CIA Medianetwork’s chief executive David Wheldon has axed his
managing director Alan Brydon and business development director Kevin
Shute and transferred the day-to-day running of the agency to four
management heads.
The culling of top-tier staff is part of a cost-cutting exercise by
Wheldon, who joined the ailing agency in September, pledging to push CIA
’back into the top three within two years’.

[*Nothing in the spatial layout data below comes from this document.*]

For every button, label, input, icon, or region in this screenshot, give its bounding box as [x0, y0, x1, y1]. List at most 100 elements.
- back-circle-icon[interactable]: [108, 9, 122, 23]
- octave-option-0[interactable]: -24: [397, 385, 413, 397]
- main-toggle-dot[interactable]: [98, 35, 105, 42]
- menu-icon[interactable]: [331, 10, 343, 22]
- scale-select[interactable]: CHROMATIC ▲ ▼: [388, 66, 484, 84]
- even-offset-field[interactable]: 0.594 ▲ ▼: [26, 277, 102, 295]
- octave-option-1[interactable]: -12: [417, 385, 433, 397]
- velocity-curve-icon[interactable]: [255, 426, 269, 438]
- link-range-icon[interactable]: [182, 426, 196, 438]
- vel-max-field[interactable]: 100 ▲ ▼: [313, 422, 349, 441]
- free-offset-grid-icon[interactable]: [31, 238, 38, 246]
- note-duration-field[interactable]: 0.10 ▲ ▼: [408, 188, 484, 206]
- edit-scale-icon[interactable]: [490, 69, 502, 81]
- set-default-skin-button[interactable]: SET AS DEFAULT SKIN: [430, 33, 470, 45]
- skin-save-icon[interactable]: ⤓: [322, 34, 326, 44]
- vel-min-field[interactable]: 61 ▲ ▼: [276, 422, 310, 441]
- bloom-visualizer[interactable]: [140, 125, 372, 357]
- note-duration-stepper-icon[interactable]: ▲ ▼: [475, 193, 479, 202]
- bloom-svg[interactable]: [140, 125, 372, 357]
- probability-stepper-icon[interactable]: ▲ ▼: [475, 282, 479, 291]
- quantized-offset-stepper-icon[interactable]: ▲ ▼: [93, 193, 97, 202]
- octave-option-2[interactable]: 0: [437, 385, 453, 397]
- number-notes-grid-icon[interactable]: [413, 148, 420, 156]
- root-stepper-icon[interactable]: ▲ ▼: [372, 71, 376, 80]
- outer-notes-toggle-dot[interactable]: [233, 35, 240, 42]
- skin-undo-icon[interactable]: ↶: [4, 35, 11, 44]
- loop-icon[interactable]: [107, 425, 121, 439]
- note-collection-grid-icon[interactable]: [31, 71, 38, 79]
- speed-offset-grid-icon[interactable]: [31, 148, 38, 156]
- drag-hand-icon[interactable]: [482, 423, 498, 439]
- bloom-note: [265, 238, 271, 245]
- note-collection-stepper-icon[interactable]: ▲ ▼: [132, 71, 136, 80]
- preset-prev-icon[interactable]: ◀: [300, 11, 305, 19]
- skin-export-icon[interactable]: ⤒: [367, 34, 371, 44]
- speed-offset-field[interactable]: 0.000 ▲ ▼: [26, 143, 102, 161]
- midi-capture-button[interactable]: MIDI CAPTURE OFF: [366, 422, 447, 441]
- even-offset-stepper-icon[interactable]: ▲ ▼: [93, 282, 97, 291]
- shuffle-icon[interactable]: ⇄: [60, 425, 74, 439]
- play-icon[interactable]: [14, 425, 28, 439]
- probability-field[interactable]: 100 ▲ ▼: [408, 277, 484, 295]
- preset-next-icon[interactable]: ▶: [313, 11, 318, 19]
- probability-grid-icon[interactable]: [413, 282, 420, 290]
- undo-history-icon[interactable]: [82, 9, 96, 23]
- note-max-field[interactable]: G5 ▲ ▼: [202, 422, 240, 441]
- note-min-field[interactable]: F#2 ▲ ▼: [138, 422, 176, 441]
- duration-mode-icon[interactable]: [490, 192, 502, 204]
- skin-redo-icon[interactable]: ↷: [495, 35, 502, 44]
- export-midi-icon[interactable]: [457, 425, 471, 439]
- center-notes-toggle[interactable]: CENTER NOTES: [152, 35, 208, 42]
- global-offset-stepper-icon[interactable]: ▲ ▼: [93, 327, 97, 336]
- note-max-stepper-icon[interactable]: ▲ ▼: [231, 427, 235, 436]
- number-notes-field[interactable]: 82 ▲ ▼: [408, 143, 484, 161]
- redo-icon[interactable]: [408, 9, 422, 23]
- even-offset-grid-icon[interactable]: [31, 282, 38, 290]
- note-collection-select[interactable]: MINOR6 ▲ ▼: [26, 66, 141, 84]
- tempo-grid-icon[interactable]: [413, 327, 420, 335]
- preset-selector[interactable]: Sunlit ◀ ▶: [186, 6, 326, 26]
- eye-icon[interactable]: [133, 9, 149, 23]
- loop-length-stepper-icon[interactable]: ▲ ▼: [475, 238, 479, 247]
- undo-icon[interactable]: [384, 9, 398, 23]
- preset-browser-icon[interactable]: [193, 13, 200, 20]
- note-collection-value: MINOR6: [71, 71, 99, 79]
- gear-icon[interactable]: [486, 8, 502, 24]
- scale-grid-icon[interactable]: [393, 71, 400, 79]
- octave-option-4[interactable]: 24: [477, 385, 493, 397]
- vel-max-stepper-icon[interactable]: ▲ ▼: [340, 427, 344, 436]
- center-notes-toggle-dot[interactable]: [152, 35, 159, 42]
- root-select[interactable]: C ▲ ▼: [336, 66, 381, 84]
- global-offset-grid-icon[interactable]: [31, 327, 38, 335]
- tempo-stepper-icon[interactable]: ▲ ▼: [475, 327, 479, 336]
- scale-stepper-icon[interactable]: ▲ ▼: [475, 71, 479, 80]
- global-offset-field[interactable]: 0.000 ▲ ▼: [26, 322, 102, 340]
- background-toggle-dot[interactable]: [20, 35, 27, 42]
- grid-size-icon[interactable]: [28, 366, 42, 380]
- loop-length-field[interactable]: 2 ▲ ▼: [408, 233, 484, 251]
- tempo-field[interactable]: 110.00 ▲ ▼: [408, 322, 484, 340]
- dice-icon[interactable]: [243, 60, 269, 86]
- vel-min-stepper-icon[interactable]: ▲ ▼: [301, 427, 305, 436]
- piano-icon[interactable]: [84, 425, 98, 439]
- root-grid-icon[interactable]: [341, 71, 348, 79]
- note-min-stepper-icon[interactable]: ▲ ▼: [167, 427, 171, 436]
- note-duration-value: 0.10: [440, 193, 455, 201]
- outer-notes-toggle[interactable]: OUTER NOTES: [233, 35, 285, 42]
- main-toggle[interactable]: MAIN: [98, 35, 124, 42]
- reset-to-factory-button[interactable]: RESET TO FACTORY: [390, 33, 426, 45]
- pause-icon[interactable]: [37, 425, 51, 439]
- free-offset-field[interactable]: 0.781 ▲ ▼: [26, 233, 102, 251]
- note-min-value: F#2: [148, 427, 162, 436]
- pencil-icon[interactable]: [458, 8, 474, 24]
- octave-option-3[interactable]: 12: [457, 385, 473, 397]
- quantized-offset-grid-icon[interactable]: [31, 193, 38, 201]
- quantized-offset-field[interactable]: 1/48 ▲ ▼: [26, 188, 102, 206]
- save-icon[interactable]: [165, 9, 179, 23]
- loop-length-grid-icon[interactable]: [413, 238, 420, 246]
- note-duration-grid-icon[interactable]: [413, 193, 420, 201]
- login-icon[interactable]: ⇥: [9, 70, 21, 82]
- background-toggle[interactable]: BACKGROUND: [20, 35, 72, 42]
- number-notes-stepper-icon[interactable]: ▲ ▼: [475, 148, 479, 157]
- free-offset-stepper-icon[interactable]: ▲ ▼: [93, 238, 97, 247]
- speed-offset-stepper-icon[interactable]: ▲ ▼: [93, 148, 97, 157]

The media agency’s losses last year include the pounds 15 million
Blockbuster account, as well as the pounds 30 million Heinz and the
smaller IPC Magazines tasks. By the middle of 1999, billings were down
24 per cent year on year.
Brydon, who joined CIA from New PHD-owned Rocket in 1997, will leave at
the end of January.
Shute, the former sales controller of Mills & Allen, departed before
Christmas. Both have no firm job plans but Shute is not ruling out a
return to a media owner.
Neither men will be replaced. Wheldon has shared their duties among head
of broadcast Tim Nelligan, head of non-broadcast Andy Martin, head of
planning David Fletcher and head of client servicing Andy Bolden.
CIA chairman Tony Kenyon has also been promoted to deputy chairman of
CIA’s parent company CIA UK Group. He will assist Wheldon with UK group
issues.
He has also hired a business manager, Rebecca Harrison, from Bates
UK.
Insiders suggest that Wheldon could be grooming Tempus-owned CIA for a
merger or takeover to enable it to compete with merged agencies such as
Starcom Motive Partnership. One said: ’CIA is streamlining to make
itself more palatable to a possible buyer, maybe WPP or Young &
Rubicam.
The problem is that some in the agency see CIA as the Manchester United
of the media world, whereas it’s actually more like Sheffield United.’